A Nest of Paradoxes
See Selena? I can do honesty.
This whole blog make-over reminds me of an early conversation with Selena (which she later brought up in her own blog) about the need to write and the battle of honesty and anonymity in a phenomenon such as a blog. Now, granted I may have already fuzzed things in my memory such that this may not have occurred, but I do know for sure my own struggle to define what my blog is supposed to do and what limits I should set for myself.
I remember trying to discern the varied definitions of the blog-- a pseudo-paradoxical diary or a mastubatory experience of the worst kind? I remember searching for the reasons why people blog and hoping to find my own in such an effort. And I remember the questions:
Should I hide behind the masks of nom de guerres or nom de plumes while writing in this semi-kinda-sorta journal? Do I dare flash the true nature of my personality to unsuspecting internet passersby while delivering juicy-- yet ultimately boring-- accounts of my life and my fiction? Do you (or I) even care about what happens in my blog? Does it matter? Is there life on Mars?
Hrmmm... got carried away there for a moment.
Thankfully, it seems like I'm not the only one confused by the paradoxes swarming over this thing called blog. In his weblog, published author John Shirley comments that:
Another paradox is that this is a kind of log, in which I write about what's on my mind that day, or things I experienced, and yet I can't really talk about what's on my mind. It's too personal--sometimes yes I talk about personal issues but this one involves someone else in my family who, it seems to me, is in deep trouble, and if I talk about it I'll be exposing them in public, and, well, it'd just generally constitute a Bad Thing. But my heart is burdened with it. I have to "let someone go" and it's very painful.
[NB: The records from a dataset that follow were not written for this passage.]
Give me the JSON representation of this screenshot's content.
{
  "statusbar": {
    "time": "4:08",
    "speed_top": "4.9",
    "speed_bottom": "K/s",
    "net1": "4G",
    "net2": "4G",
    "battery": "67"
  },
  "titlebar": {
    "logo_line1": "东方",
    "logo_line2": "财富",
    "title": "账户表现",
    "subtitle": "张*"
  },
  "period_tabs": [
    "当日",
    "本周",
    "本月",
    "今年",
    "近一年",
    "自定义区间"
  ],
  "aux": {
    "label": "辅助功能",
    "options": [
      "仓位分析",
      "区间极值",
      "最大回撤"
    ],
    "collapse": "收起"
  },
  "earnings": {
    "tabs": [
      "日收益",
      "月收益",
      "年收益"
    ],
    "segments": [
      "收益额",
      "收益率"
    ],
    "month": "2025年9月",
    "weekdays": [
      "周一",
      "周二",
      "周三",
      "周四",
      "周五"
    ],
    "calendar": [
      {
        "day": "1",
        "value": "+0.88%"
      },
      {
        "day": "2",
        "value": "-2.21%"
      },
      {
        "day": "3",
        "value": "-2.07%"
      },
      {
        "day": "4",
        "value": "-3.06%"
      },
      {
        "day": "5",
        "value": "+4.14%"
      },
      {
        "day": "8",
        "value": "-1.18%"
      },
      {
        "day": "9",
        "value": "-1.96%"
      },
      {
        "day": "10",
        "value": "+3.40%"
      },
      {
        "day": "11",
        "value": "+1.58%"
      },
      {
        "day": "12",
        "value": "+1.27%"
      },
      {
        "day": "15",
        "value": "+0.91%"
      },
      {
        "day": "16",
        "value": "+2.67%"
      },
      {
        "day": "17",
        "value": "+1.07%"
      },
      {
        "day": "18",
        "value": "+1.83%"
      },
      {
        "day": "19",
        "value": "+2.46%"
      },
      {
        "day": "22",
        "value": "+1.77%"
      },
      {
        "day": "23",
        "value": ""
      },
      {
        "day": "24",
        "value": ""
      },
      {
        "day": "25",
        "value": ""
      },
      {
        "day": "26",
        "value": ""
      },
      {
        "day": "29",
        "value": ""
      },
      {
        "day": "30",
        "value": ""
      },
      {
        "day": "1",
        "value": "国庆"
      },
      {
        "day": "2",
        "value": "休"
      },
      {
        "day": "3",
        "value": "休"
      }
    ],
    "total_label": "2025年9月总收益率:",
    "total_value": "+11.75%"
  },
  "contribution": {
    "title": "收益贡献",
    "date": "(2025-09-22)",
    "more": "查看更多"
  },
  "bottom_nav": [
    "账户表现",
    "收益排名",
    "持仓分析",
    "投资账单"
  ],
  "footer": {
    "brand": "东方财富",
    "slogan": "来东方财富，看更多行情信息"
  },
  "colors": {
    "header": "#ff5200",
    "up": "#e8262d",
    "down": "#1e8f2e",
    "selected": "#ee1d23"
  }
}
If I were to get into it here, it would be an exercise in self indulgence--or it would seem that way. WHo wants to go to a blog and hear some guy sighing about something sad in his life? All I can do is just express distress in this way, just like putting out a flag that says DISTRESS on it, without expecting any response, without being able to enlarge on it. If someone responds to the flag like a Coast Guardsman to a distress signal, I'll only shake my head and say, "That's all I can say about it. The flag. Distress."
This blog already is only borderline entertaining. Blogs are not made for soul searching in public. People should have the good taste not to whine pointlessly in public. And the public mostly surfs the internet, when they're not researching some project, for entertainment. The internet seems designed for attenuated attention spans, and I'm as bad as anyone else in that regard.
Another account from Terry Teachout at Arts Journal gave some interesting points about blogging. Read it and see which ones hit the nail on the head and which ones are way off-base for yourself:
TT: Notes on blogging
1. It’s almost impossible to explain what a blog is to someone who’s never seen one. That's the mark of a true innovation.
2. I know very few people over fifty, and scarcely any over sixty, who "get" blogging.
3. Blogs without links aren’t blogs. Blogs without blogrolls aren’t blogs. Blogs without mailboxes aren’t blogs.
4. The blogosphere is a pure market—but one in which no money changes hands. If you can afford the bandwidth and your ego is strong enough, it doesn’t matter whether anybody wants to read what you have to say. But the more you care about how many people are reading your blog, the more your blogging will be shaped by their approval, whether you get paid or not.
5. Politicians and celebrities rarely make good bloggers. They’re not interested enough in what other people are thinking.
6. Blogging puts professionals and amateurs on an even footing. That’s why so many professional writers dislike and distrust it.
7. The whole point of a blog is that its author controls its content. That’s why no major newspaper will ever be successful at running in-house blogs: the editors won’t allow it. The smart ones will encourage their best writers to blog on their own time—and at their own risk. The dumb ones will refuse to let any of their writers blog, on or off the job.
8. For now, blogs presuppose the existence of the print media. That will probably always be the case—but over time, the print media will become increasingly less important to the blogosphere.
9. Within a decade, blogs will replace op-ed pages.
10. Blogs will be to the 21st century what little magazines were to the 20th century. Their influence will be disproportionate to their circulation.
11. Blogs are what online magazines were supposed to be.
12. Art blogging will never be as popular as war blogging. More people care about politics than the arts.
13. Blogging is inherently undemocratic in one important way: it privileges literacy. Like e-mail, it is dividing the world into two unequal classes: people who feel comfortable expressing themselves through the written word and people who don’t.
14. If you want to be noticed, you have to blog every day.
15. An impersonal blog is a contradiction in terms.
On a personal matter... hey Selena, I love what you've done on your links section! (Don't be a stranger, eh?)